US markets are heading higher in pre-market trade, with bulls hoping that the recent soft data emerging from the jobs market will push the Federal Reserve into a rate cut in September. Inflation has started to rear its head once again over recent months, with CPI of 3.4% still a way off the 2% target. Nonetheless, the recent crude oil weakness has helped lift hopes that we will see a relatively muted May inflation read-out, with lower energy prices helping to drive down costs for businesses and consumers alike. Today sees the latest unemployment claims metric, following on from the weak ADP (152K) and JOLTS job openings (8.059M) figures earlier in the week. Much of the strength seen for the headline payrolls figure this year has been driven by part-time roles, and thus the jitters seen across these alternate measures of employment health will put a greater focus on the finer details of Friday’s job report.
Nvidia helped power the S&P 500 into record highs yesterday, with the company topping $3 trillion valuation and overtaking Apple to clinch the second spot behind Microsoft.

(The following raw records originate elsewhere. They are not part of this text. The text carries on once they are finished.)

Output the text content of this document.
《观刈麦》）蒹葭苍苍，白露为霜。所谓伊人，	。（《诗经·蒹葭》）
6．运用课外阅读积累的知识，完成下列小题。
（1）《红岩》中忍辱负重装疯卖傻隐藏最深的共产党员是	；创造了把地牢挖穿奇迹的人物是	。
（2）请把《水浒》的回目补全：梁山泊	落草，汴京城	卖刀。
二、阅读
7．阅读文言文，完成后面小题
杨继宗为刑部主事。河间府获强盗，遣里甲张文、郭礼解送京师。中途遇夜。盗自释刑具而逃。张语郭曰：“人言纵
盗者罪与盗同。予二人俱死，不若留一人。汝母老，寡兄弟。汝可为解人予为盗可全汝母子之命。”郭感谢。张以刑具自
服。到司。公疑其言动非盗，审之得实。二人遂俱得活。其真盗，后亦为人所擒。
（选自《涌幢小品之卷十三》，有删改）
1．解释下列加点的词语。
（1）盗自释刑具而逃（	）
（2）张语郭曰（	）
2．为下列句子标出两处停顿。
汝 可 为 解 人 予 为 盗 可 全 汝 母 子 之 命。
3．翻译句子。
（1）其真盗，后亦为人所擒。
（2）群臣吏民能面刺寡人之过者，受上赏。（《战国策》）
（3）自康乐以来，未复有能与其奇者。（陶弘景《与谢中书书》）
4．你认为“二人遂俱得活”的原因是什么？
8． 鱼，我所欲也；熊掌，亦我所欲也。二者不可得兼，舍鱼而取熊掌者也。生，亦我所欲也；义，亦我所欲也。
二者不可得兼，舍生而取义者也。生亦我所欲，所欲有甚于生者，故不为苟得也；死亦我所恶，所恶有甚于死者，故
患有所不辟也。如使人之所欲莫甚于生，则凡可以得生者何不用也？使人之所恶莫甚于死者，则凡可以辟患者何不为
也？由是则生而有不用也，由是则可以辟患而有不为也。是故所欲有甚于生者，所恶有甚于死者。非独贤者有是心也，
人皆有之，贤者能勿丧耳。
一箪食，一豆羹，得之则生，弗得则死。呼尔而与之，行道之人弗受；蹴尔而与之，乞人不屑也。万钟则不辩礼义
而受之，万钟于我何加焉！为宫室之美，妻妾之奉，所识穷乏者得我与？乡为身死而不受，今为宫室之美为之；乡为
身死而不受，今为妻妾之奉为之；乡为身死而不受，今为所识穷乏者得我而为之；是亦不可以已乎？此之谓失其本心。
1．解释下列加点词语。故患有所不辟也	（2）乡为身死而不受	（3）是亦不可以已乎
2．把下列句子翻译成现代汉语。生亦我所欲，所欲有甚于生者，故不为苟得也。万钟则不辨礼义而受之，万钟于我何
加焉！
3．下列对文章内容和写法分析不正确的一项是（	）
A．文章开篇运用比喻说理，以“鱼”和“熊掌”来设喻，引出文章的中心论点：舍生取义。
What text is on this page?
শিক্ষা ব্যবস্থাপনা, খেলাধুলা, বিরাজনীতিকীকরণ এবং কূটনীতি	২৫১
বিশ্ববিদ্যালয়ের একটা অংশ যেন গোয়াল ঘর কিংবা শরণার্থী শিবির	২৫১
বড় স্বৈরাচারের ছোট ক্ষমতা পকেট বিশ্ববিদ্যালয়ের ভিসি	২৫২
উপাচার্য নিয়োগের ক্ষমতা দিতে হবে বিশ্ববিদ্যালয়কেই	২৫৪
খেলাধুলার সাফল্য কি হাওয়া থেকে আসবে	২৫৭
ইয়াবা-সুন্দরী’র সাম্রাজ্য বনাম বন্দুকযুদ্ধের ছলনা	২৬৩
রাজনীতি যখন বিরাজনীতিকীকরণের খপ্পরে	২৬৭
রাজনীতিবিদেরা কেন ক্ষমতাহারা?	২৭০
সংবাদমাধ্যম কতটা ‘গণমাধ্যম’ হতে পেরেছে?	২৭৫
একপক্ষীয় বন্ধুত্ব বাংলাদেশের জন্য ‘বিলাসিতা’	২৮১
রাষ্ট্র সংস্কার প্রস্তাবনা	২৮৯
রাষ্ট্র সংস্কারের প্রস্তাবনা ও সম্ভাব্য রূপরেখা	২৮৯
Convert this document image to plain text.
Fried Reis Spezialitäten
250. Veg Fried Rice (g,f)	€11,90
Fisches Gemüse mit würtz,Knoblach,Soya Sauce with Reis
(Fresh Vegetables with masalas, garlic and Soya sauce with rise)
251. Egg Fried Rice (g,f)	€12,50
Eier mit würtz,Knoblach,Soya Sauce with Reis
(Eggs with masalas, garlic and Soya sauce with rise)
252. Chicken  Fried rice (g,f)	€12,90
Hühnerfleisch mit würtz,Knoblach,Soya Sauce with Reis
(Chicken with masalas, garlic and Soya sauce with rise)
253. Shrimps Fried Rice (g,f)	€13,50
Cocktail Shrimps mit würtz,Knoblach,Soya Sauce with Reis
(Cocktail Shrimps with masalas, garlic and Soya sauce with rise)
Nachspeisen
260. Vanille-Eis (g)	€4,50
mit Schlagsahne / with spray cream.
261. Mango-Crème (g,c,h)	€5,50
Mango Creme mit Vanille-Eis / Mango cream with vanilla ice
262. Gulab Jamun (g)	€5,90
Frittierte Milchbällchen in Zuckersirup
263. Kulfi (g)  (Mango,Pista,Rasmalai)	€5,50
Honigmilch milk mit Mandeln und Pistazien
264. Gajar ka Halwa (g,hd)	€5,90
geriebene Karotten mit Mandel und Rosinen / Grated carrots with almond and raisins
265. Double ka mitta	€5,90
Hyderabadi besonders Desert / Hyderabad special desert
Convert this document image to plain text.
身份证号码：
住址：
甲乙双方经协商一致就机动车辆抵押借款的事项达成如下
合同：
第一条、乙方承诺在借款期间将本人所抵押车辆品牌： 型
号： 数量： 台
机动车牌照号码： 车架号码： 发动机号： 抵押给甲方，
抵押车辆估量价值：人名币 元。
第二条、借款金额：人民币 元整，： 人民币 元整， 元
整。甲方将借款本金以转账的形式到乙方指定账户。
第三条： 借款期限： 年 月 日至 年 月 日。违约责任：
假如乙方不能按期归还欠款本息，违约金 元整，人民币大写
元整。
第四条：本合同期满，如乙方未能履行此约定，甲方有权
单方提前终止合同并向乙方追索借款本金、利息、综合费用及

The role of the company as a driver of wider market gains has been evident when comparing the year-to-date returns of the Dow (3%) and S&P 500 (12%), with the absence of Nvidia representing one of the main reasons for the Dow’s underperformance. With Nvidia seeing its market cap rise by the value of Amazon over the past six-months, it comes as no surprise to consider the implications for markets when this incredible growth train starts to stutter. For now, the recent earnings outperformance from Nvidia helps feed the bullish narrative, with markets optimistic that the growth pathway will continue as big tech funnel huge amounts of capital into their burgeoning AI offerings.